DeKalb alderman calls opposition to property tax freeze 'nonsense'
As a proposal to freeze property taxes in Illinois sits in limbo after the state Senate refused to consider it before the veto session ended, opponents are not shy about criticizing the bill.
SB851, sponsored by Michelle Mussman (D-Schaumburg), would freeze taxes for two years in Cook, Lake, McHenry, Kane, DuPage and Will counties, according to a memo from Township Officials of Illinois Executive Director Bryan Smith, whose group opposes the measure.
All other counties would be subject to referendums asking whether a property tax freeze should be imposed for 2018 and 2019 or that all governments within a county jurisdiction be subject to a property tax freeze over that period and to the Property Tax Extension Limitation Law for levy year 2020 and the foreseeable future.

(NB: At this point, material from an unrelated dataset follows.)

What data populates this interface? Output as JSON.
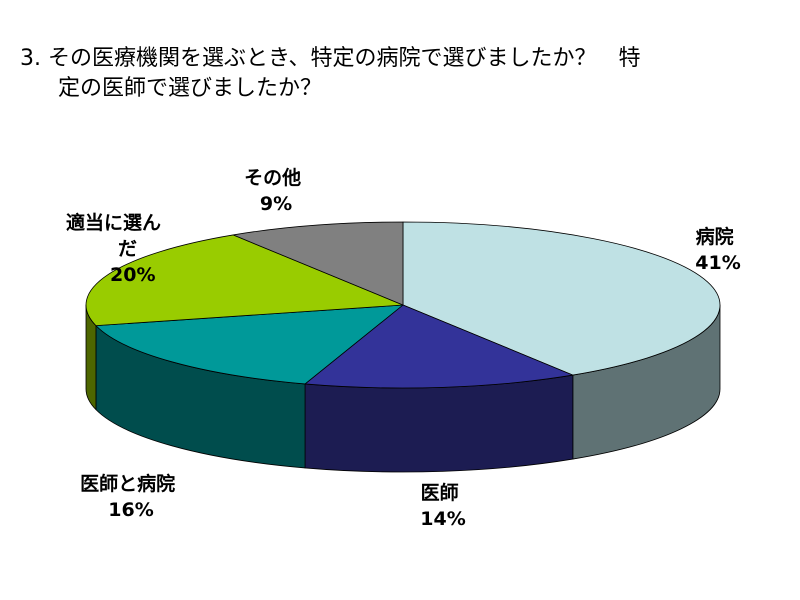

A report from Chicago’s CBS affiliate said some Republicans had characterized the bill as “pandering” in the wake of a 32 percent hike in the state income tax the legislature approved earlier this year. And Illinois households pay more than $8,000 annually in state and local taxes, ranking them No. 1 in the nation in terms of tax burden, according to IllinoisPolicy.org.
The problem is far deeper than political expediency, according to DeKalb 6th Ward Alderman Mike Verbic, who says the township structure should be dissolved.
In an interview with the DeKalb Times, Verbic said it was “nonsense” to oppose the property tax freeze and said the state doesn’t need townships that need to be financed through property taxes in the first place.
“Townships are largely unsustainable,” Verbic said. They “take control away from the taxpayer.”
A story in the Peoria Journal-Star quoted Gov. Bruce Rauner as selling a property tax freeze to constituents last summer. He was quoted in the story as saying, “I hear relentlessly about how difficult it is to raise a family, to make ends meet, how difficult it is to build a business in the state of Illinois with the property tax burden we’ve got.”
Although the governor might be able to score some points with voters by championing a property tax freeze, some officials say it would rob citizens of basic services.
“All property owners want property taxes lower,” said Mary Wroblewski, supervisor of Schaumburg Township in Cook County said. “Property taxes pay for schools, park districts, libraries and townships. These same property owners also want all these groups to be strong, so there needs to be a balance.”